China, US lead in Artificial Intelligence innovation, Europe limps behind
Australian Francis Gurry, General Director of the World Intellectual Property Organization (WIPO), informs the media about the Launch of WIPO's 2018 World Intellectual Property Indicators (WIPI) report during a press conference, at the European headquarters of the United Nations in Geneva, Switzerland, Dec. 3, 2018. EPA-EFE FILE/SALVATORE DI NOLFI
Geneva, Jan 31 (efe-epa).- China and the United States are the global leaders when it comes to the development of Artificial Intelligence products that take on human-like processes, leaving Europe trailing behind in the race to patent inventions in the sector, a report published by the World Intellectual Property Organization on Thursday said.
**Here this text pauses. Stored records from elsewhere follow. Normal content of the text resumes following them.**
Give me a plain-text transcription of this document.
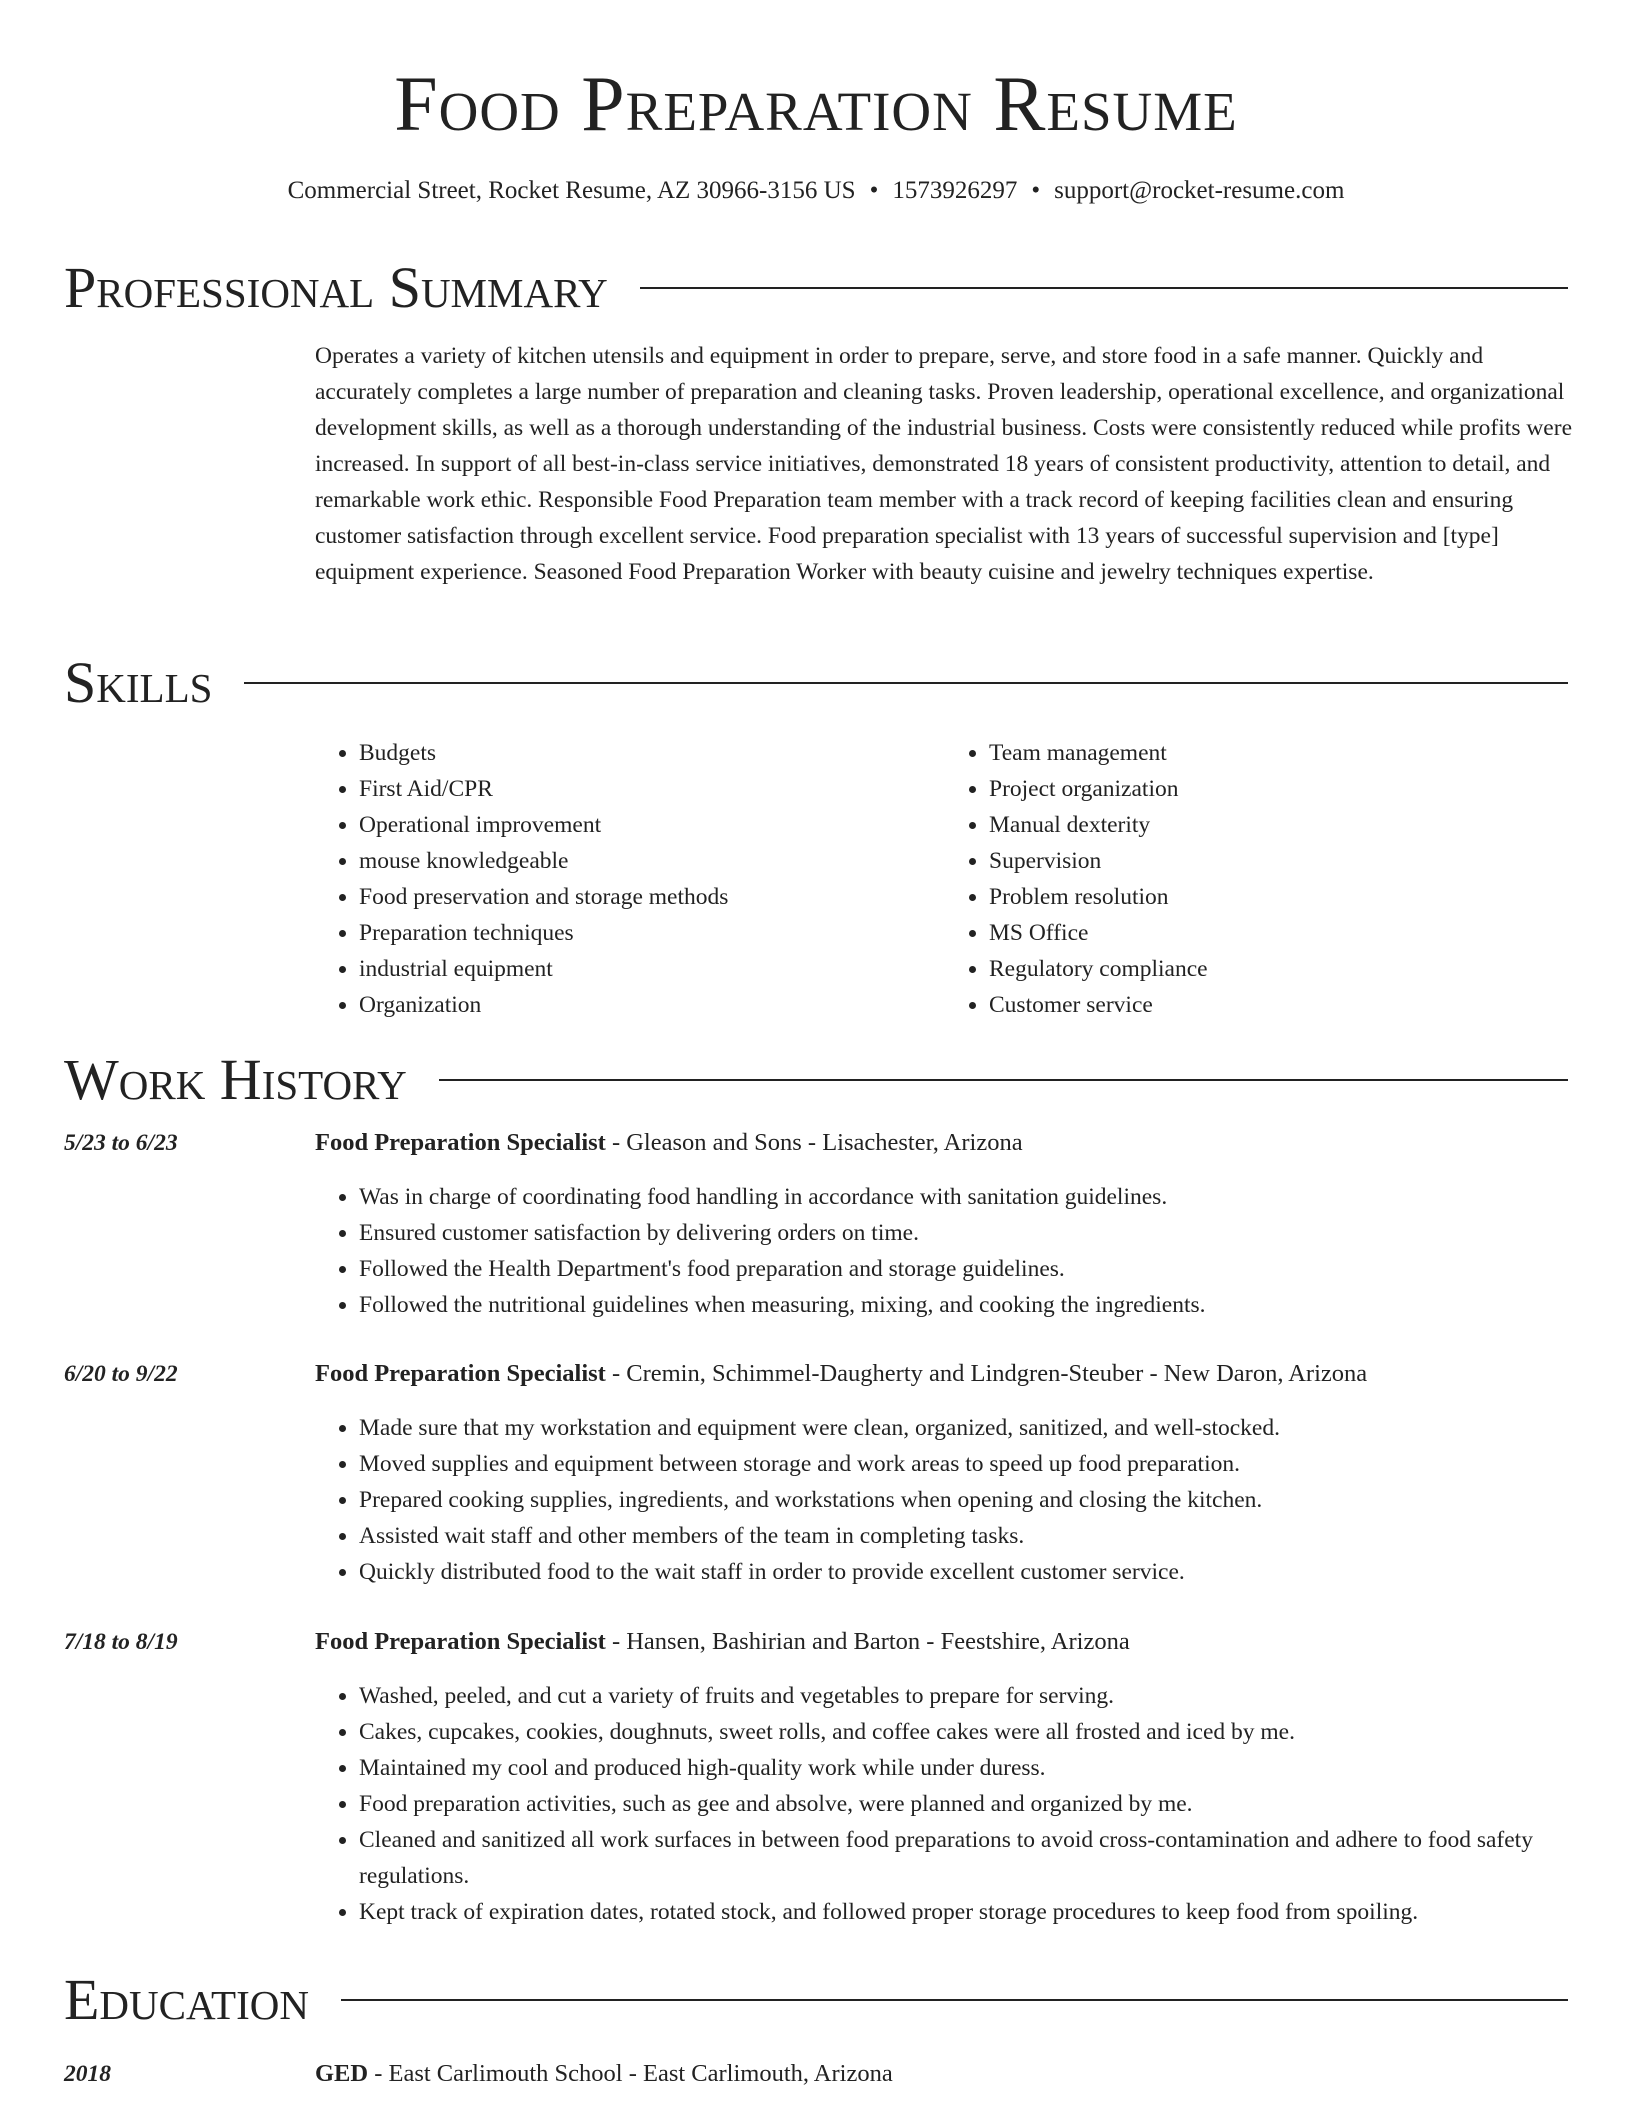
Food Preparation Resume
Commercial Street, Rocket Resume, AZ 30966-3156 US • 1573926297 • support@rocket-resume.com
Professional Summary
Operates a variety of kitchen utensils and equipment in order to prepare, serve, and store food in a safe manner. Quickly and accurately completes a large number of preparation and cleaning tasks. Proven leadership, operational excellence, and organizational development skills, as well as a thorough understanding of the industrial business. Costs were consistently reduced while profits were increased. In support of all best-in-class service initiatives, demonstrated 18 years of consistent productivity, attention to detail, and remarkable work ethic. Responsible Food Preparation team member with a track record of keeping facilities clean and ensuring customer satisfaction through excellent service. Food preparation specialist with 13 years of successful supervision and [type] equipment experience. Seasoned Food Preparation Worker with beauty cuisine and jewelry techniques expertise.
Skills
• Budgets
• First Aid/CPR
• Operational improvement
• mouse knowledgeable
• Food preservation and storage methods
• Preparation techniques
• industrial equipment
• Organization
• Team management
• Project organization
• Manual dexterity
• Supervision
• Problem resolution
• MS Office
• Regulatory compliance
• Customer service
Work History
5/23 to 6/23	Food Preparation Specialist - Gleason and Sons - Lisachester, Arizona
• Was in charge of coordinating food handling in accordance with sanitation guidelines.
• Ensured customer satisfaction by delivering orders on time.
• Followed the Health Department's food preparation and storage guidelines.
• Followed the nutritional guidelines when measuring, mixing, and cooking the ingredients.
6/20 to 9/22	Food Preparation Specialist - Cremin, Schimmel-Daugherty and Lindgren-Steuber - New Daron, Arizona
• Made sure that my workstation and equipment were clean, organized, sanitized, and well-stocked.
• Moved supplies and equipment between storage and work areas to speed up food preparation.
• Prepared cooking supplies, ingredients, and workstations when opening and closing the kitchen.
• Assisted wait staff and other members of the team in completing tasks.
• Quickly distributed food to the wait staff in order to provide excellent customer service.
7/18 to 8/19	Food Preparation Specialist - Hansen, Bashirian and Barton - Feestshire, Arizona
• Washed, peeled, and cut a variety of fruits and vegetables to prepare for serving.
• Cakes, cupcakes, cookies, doughnuts, sweet rolls, and coffee cakes were all frosted and iced by me.
• Maintained my cool and produced high-quality work while under duress.
• Food preparation activities, such as gee and absolve, were planned and organized by me.
• Cleaned and sanitized all work surfaces in between food preparations to avoid cross-contamination and adhere to food safety regulations.
• Kept track of expiration dates, rotated stock, and followed proper storage procedures to keep food from spoiling.
Education
2018	GED - East Carlimouth School - East Carlimouth, Arizona
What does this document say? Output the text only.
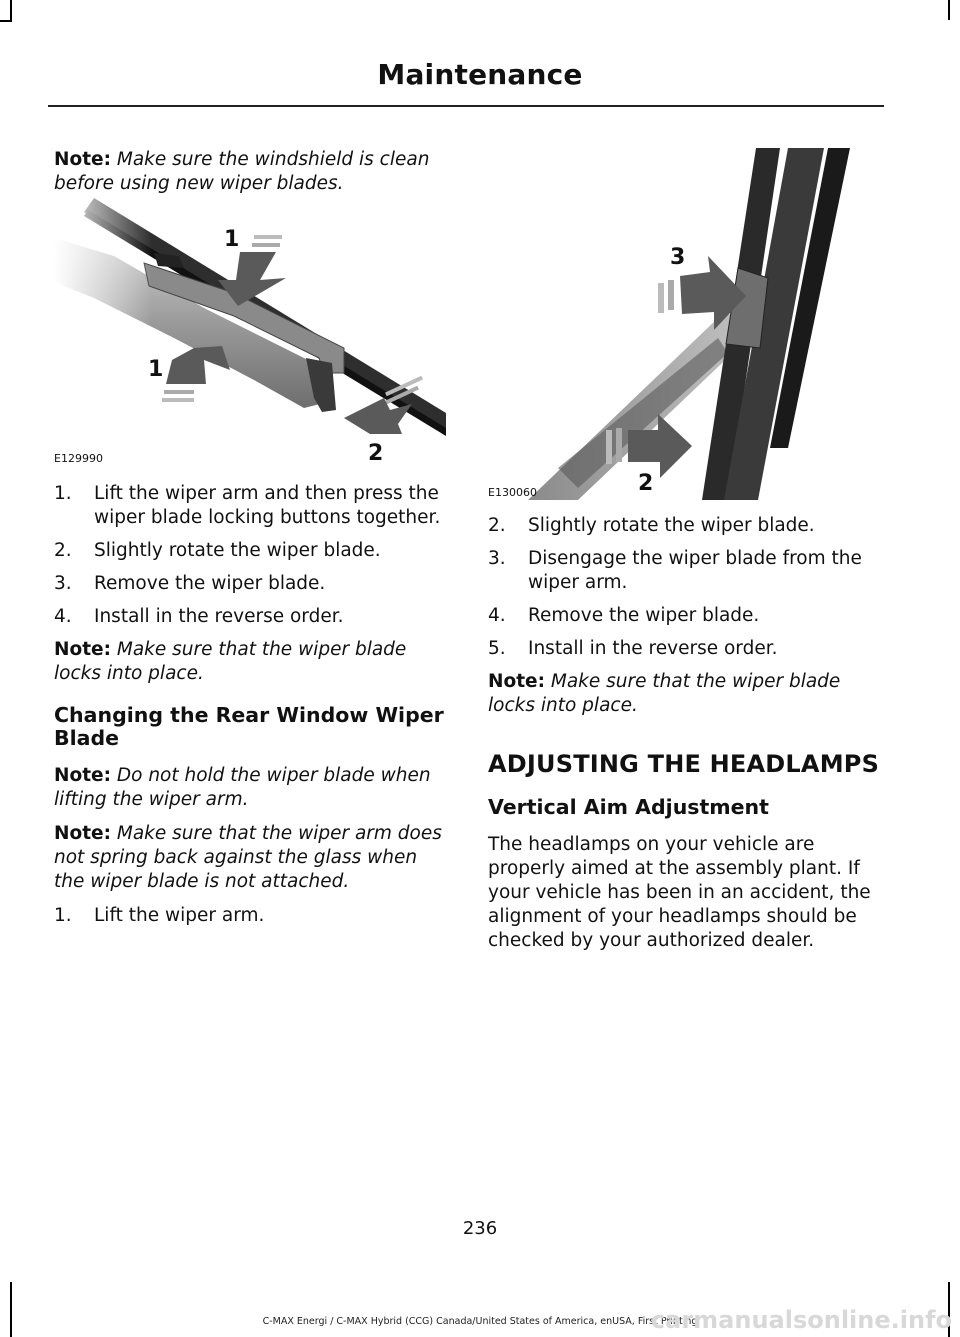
Maintenance

Note: Make sure the windshield is clean before using new wiper blades.

1
1
2
E129990
1.	Lift the wiper arm and then press the wiper blade locking buttons together.
2.	Slightly rotate the wiper blade.
3.	Remove the wiper blade.
4.	Install in the reverse order.

Note: Make sure that the wiper blade locks into place.

Changing the Rear Window Wiper Blade

Note: Do not hold the wiper blade when lifting the wiper arm.

Note: Make sure that the wiper arm does not spring back against the glass when the wiper blade is not attached.

1.	Lift the wiper arm.
3
2
E130060
2.	Slightly rotate the wiper blade.
3.	Disengage the wiper blade from the wiper arm.
4.	Remove the wiper blade.
5.	Install in the reverse order.

Note: Make sure that the wiper blade locks into place.

ADJUSTING THE HEADLAMPS
Vertical Aim Adjustment

The headlamps on your vehicle are properly aimed at the assembly plant. If your vehicle has been in an accident, the alignment of your headlamps should be checked by your authorized dealer.

236
C-MAX Energi / C-MAX Hybrid (CCG) Canada/United States of America, enUSA, First Printing
carmanualsonline.info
WIPO's "Technology Trends" study — which measures innovation in AI by documenting the number of AI-related patents logged and research papers published — has documented a significant shift within the AI sector, which up until very recently was strictly theoretical in nature, towards an upsurge in AI products and inventions permeating the marketplace, with US companies IBM and Microsoft leading the way.
"Patenting activity in the artificial intelligence realm is rising at a rapid pace, meaning we can expect a very significant number of new AI-based products, applications and techniques that will alter our daily lives, and also shape future human interaction with the machines we created," said Francis Gurry, WIPO's director general.
The study said over 340,000 AI patent applications were logged globally since the science first emerged in the 1950s.
There were as many AI patent applications logged between the 1950s-2013 as there were between 2013-2016, which points to a shift within AI towards applying the theory and creating actual products.
The US has applied for 152,981 AI patents in its history, China has logged 137,010 applications and Japan, sealing its third place as a recognized tech giant, recorded 83,197 applications.
Europe, on the other hand, is lagging behind when it comes to innovation in AI, with Germany, Europe's innovation power-house when it comes to technology, in fifth place with 26,287 patent applications.
Other European states, such as the United Kingdom, France or Spain, trail behind technology-fueled economies in Asia — South Korea and Taiwan — and Canada and Australia.
Gurry is of the view that China and the US are leading the AI technology race due to the fact the sector is nourished by "big data" — vast data sets that when analyzed reveal trends and patterns, often in relation to human behavior and interactions — that can be incredibly useful for the development of new technologies.
The WIPO report suggests that the cultural and linguistic diversity in Europe does not favor the creation of enormous databases, and in that respect, the US and China have a clear advantage.
When looking at the data in the WIPO report, it becomes immediately apparent that those driving innovation in AI are primarily American technology giants, with IBM heading the league-board with 8,290 patents, followed by Microsoft with 5,930, and Japanese firm Toshiba and South Korean multinational Samsung following close behind.
"AI's ramifications for the future of human development are profound. The first step in maximizing the widespread benefit of AI, while addressing ethical, legal and regulatory challenges, is to create a common factual basis for understanding of artificial intelligence. In unveiling the first in our 'WIPO Technology Trends' series, WIPO is pleased to contribute evidence-based projections, thereby informing global policymaking on the future of AI, its governance and the IP framework that supports it," Gurry said in the report.